EEOC Unveils 2013-2016 Enforcement Priorities

January 2, 2013

On December 18, 2012, the Equal Employment Opportunity Commission ("EEOC") announced the approval of its 2013-2016 Strategic Enforcement Plan.  The Plan’s purpose is to “focus and coordinate the EEOC’s programs to have a sustainable impact in reducing and deterring discriminatory practices in the workplace.”  The Plan sets forth six agency priorities:

  • Eliminating Barriers in Recruiting and Hiring.  The EEOC will target discriminatory policies and practices that still exist at the hiring stage, such as exclusionary policies and procedures, the practice of steering individuals into certain jobs based on their status in a particular group, and the use of certain screening tools (pre-employment tests, background checks, and date-of-birth inquiries).
  • Protecting Immigrant, Migrant, and Other Vulnerable Workers.  This priority will focus on practices that affect groups of vulnerable workers who are often unaware of their rights, or reluctant to exercise them.  The Plan specifically identifies disparate pay, job segregation, harassment, and trafficking practices as issues faced by this population of workers.
  • Addressing Emerging and Developing Issues.  The Plan identifies several priority issues under this heading, including coverage and reasonable accommodation under the Americans with Disabilities Act ("ADA"), accommodating pregnancy-related limitations under the ADA, and coverage of lesbian, gay, bisexual, and transgender individuals under Title VII.
  • Enforcing Equal Pay Laws.  The EEOC will focus on compensation systems that discriminate based on gender.
  • Preserving Access to the Legal System.  This priority includes policies and practices that discourage or prohibit individuals from exercising their rights under the law, or impede the EEOC’s enforcement efforts, such as retaliatory actions, overly broad waivers, settlement provisions that prohibit filing charges or providing information to the EEOC, and failure to retain records required by EEOC regulations.
  • Preventing Harassment Through Systemic Enforcement and Targeted Outreach.  The EEOC identifies harassment as one of the most common workplace complaints, and will continue to focus its efforts in this area.

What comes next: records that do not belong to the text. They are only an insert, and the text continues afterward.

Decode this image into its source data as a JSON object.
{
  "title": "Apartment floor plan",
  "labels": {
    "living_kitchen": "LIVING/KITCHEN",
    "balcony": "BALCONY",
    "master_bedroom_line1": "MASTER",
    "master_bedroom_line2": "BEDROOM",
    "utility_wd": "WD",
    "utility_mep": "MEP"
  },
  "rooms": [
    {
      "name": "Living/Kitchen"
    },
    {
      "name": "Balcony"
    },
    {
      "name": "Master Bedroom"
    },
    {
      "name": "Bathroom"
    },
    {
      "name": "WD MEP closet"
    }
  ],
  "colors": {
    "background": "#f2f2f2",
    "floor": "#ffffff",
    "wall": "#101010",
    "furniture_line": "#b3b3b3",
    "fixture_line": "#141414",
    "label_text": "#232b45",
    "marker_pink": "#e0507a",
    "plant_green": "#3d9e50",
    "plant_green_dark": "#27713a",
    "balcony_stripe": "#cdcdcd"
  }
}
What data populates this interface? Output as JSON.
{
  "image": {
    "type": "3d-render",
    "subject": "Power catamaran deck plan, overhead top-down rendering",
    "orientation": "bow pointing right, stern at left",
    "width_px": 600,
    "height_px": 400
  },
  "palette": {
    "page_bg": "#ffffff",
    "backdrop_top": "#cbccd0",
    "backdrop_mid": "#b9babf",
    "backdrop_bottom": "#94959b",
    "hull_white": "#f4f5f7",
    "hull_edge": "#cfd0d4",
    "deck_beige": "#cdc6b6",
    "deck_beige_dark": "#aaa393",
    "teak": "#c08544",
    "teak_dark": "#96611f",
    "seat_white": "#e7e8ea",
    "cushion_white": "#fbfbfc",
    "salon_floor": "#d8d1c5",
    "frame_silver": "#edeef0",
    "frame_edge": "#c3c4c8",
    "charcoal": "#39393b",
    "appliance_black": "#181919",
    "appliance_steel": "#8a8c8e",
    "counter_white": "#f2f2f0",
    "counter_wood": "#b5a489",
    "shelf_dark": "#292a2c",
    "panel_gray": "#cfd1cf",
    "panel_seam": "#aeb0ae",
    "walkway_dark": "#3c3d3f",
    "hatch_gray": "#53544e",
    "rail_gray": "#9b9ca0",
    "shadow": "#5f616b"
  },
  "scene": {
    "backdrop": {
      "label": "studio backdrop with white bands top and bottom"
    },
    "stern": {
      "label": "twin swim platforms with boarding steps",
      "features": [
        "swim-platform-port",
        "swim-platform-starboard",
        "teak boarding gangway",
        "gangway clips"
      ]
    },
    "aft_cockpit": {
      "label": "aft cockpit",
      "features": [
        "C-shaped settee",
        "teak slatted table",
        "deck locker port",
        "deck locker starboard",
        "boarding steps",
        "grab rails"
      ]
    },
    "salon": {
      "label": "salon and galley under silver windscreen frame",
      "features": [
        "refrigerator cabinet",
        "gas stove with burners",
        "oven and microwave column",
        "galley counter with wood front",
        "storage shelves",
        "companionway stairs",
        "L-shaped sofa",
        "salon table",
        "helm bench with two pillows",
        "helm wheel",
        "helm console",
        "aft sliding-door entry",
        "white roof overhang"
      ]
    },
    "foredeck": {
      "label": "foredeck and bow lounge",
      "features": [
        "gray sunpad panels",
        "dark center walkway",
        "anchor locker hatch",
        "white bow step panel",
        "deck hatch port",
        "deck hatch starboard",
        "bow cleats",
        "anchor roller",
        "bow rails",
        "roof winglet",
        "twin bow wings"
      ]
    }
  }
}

The Plan reflects a targeted approach that will place a greater share of the EEOC’s resources on these six priority areas.  Charges that fall within these six areas will be given priority attention.

One key theme that can be discerned from this Plan is the EEOC’s strong interest in cases that could potentially affect more than just the charging party.  The EEOC intends to take the greatest investigative interest in charges that reference or otherwise involve employment policies or practices with potential class-wide impact -- even if the charging party does not specifically allege that more than one employee has been affected.  In assessing the risk or exposure associated with any given EEOC charge, employers must consider the possibility that the EEOC will broaden its investigation beyond the particular employee who filed the charge.  The EEOC's Plan serves as another reminder that employers should periodically evaluate whether their standard employment policies and practices might unintentionally have a discriminatory impact on any protected group, or might otherwise need to be improved or amended.